Égalités / Culture

Vous voulez être à niveau question racisme? Regardez du stand-up

Netflix regorge de spectacles d'humoristes féministes, LGBT+, anticolonialistes, noirs, arabes qui attaquent de tous les côtés les chefs de la chaîne alimentaire humaine.

Chris Rock se produit lors de la soirée de charité du Movement Voter Project à Brooklyn (New York), le 24 octobre 2018. | Michael Loccisano / Getty Images North America / AFP
Chris Rock se produit lors de la soirée de charité du Movement Voter Project à Brooklyn (New York), le 24 octobre 2018. | Michael Loccisano / Getty Images North America / AFP

Temps de lecture: 5 minutes

Vous en avez marre de ce faux débat sur le racisme anti-blanc? C'est sûrement parce que vous n'avez pas vu le spectacle d'Hannah Gadsby, Nanette sur Netflix. Au premier tiers de son show de stand-up, elle sort la phrase qui résume tout: «Les hommes blancs hétéros vivent une sale époque». En tant que lesbienne australienne (plus précisément de Tasmanie), elle explique ce que toutes les minorités ressentent.

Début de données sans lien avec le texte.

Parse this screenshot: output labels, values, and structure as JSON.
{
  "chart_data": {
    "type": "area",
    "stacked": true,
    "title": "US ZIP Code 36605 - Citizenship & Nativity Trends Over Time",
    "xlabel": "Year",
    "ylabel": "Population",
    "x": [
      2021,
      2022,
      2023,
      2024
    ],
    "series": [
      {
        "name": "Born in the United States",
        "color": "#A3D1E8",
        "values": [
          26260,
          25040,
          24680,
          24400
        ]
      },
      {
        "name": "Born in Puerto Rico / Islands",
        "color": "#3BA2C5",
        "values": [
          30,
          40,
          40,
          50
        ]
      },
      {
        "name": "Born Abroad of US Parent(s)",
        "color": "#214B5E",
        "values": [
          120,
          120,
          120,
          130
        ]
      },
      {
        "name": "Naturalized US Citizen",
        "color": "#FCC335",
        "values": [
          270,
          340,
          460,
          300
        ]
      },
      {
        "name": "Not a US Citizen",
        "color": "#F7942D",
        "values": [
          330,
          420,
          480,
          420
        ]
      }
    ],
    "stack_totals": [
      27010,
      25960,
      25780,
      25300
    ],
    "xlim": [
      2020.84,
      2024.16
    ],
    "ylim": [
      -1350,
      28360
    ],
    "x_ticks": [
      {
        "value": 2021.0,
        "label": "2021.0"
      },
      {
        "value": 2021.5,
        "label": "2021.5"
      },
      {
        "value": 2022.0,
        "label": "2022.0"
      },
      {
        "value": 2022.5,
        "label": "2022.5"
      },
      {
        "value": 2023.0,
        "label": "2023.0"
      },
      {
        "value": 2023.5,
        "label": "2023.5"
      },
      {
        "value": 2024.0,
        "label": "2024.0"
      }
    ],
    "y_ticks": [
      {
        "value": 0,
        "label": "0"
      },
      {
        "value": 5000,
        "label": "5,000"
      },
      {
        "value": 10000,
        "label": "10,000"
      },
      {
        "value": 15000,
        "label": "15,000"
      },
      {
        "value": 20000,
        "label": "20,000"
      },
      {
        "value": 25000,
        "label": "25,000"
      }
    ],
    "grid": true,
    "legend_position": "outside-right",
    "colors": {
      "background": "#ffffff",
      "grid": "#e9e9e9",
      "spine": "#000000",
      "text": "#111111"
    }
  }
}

Les Zemmour et compagnie surfent sur la vague des «white tears» [«larmes de Blancs», qui désigne le fait pour une personne blanche de se placer en victime en mentionnant par exemple le racisme anti-blanc] quand, en fait, ils sont tout en haut de la chaîne alimentaire humaine depuis des siècles. Ça fait plaisir quand ils sont attaqués de tous les côtés (par les féministes, LGBT+, anticolonialistes, Noirs et Arabes... tous ceux et celles qui, comme les personnes handicapées, attendent que la société réponde à leurs attentes). Pour la première fois depuis Mai-68, les hétéros blancs se sentent pourchassés par des femmes qui n'acceptent plus qu'on les maltraite ou qu'on les bloque dans des jobs moins bien payés que les hommes. Forcément, ils deviennent paranoïaques alors que ce sont eux qui ont établi les règles.

Rien de nouveau sur ce sujet. Des films comme Dear White People (et la série télé correspondante) ont déjà fait la liste de ce que l'on reproche aux Blancs hétéros. Personnellement, je suis le premier à féliciter ces derniers pour leurs efforts depuis vingt ans. En tant que gay, je les trouve plus tolérants que jamais, et curieux sexuellement aussi. Ils ont appris à faire attention à ce qu'ils disent, exactement comme toute personne blanche doit tourner sept fois la proverbiale langue dans sa bouche avant d'adresser la moindre phrase aux personnes racisées. C'est comme s'amuser dans un club majoritairement noir, il faut savoir garder sa place.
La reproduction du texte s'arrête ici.